A San Francisco police chief calls for a probe of his own force, as a reporter whose home was raided seeks an apology.
In an extraordinary move that capped two weeks of growing outrage sparked by the court-sanctioned San Francisco police raid of a reporter’s home, the city's police chief, William Scott, on Friday night acknowledged for the first time that the raid may have violated California state law and called for an outside, independent investigation into his own department.
Police “should have done a better job,” Scott told The Chronicle. “I’m sorry that this happened. I’m sorry to the people of San Francisco. I’m sorry to the mayor. We have to fix it.

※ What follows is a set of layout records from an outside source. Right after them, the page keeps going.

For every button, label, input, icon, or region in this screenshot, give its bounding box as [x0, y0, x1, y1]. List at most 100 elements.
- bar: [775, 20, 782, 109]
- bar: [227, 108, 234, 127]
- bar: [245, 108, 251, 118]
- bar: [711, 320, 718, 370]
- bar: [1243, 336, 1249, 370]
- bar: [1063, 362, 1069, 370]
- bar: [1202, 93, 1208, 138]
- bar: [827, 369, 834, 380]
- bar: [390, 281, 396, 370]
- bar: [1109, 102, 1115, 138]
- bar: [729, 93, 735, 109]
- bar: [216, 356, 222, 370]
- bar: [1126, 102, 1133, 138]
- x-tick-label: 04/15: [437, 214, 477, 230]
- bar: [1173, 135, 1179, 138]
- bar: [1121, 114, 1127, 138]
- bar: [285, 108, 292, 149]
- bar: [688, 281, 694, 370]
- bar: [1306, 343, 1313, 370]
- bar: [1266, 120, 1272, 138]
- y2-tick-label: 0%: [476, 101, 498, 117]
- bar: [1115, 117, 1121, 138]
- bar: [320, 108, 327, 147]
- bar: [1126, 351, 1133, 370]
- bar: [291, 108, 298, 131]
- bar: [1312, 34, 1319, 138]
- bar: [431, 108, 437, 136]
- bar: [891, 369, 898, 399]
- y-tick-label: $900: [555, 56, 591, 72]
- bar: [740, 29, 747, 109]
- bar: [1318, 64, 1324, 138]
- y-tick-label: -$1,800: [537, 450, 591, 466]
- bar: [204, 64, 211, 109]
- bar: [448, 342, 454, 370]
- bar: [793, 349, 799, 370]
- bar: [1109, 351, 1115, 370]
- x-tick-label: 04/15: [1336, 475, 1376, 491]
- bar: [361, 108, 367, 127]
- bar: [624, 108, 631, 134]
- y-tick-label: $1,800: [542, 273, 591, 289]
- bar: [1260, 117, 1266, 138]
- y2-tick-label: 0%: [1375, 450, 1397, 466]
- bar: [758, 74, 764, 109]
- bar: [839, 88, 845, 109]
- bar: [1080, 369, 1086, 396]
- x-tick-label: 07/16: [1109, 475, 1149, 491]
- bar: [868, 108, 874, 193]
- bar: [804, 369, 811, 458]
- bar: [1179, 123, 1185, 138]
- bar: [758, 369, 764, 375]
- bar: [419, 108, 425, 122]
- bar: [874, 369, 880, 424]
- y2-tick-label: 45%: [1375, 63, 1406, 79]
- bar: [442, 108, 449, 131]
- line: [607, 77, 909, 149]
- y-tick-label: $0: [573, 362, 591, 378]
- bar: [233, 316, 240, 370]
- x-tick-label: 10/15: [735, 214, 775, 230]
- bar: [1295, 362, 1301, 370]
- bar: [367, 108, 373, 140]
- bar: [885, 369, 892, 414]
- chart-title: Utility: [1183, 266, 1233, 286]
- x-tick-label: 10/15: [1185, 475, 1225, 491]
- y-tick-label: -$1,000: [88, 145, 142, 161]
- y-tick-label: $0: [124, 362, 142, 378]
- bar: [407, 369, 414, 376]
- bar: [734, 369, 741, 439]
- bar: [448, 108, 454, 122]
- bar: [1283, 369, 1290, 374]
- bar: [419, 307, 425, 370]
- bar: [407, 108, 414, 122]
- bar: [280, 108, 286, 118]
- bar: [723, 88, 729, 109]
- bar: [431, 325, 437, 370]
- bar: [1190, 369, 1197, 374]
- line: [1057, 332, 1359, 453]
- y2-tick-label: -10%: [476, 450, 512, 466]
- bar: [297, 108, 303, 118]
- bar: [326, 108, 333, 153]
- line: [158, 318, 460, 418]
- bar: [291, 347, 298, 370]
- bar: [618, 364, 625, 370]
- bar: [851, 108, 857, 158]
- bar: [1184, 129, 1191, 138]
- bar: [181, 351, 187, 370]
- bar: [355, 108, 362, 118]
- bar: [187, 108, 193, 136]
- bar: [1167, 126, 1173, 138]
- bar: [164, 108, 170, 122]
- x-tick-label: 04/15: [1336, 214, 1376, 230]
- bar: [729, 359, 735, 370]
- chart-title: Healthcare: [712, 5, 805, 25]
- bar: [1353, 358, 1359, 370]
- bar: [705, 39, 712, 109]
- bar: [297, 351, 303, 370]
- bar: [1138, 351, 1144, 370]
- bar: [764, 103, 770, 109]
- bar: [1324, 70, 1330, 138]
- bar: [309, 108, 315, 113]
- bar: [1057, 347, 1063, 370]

We know there were some concerns in that investigation and we know we have to fix it.” California’s shield law protects journalists from being forced to reveal their sources or be compelled to turn over unpublished reporting -- including notes, recordings and pictures. The law explicitly bars police from obtaining a reporter’s sometimes highly-sensitive newsgathering through searches.

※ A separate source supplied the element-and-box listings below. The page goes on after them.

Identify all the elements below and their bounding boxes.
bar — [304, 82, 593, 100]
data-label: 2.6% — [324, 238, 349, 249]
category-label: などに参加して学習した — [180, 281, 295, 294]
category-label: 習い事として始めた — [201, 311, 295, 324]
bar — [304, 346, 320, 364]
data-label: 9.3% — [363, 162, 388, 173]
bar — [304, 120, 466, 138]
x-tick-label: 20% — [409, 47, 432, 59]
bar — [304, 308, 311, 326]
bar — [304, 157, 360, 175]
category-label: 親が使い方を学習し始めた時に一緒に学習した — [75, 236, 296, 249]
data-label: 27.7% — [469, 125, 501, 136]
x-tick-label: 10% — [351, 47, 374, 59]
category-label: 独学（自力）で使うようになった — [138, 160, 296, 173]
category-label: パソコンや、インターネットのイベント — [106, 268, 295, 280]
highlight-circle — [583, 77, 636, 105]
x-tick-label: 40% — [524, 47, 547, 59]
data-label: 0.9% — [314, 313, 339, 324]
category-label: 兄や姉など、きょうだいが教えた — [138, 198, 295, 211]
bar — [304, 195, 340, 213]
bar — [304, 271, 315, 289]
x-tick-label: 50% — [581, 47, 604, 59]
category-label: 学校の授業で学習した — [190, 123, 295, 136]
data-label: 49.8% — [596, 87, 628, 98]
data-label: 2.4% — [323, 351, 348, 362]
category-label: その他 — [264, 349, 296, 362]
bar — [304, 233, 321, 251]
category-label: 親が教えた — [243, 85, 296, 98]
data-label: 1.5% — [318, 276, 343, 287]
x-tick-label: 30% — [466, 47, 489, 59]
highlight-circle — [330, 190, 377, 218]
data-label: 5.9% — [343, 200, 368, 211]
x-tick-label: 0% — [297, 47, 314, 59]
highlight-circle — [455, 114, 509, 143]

For two weeks after the raid, police official dug in their heels, even as San Francisco’s mayor, district attorney and California Governor Gavin Newsom publicly criticized the move, and in a press conference on Tuesday Scott had said that “our actions reflect that we believe Mr. Carmody was a suspect in a criminal conspiracy to steal this confidential report.”
Freelance reporters as part of their job obtain information of news value -- whether it be a police report, a picture or exclusive video -- and negotiate to sell it to local news outlets, which are often too short-staffed or insufficiently budgeted to do much investigative reporting of their own.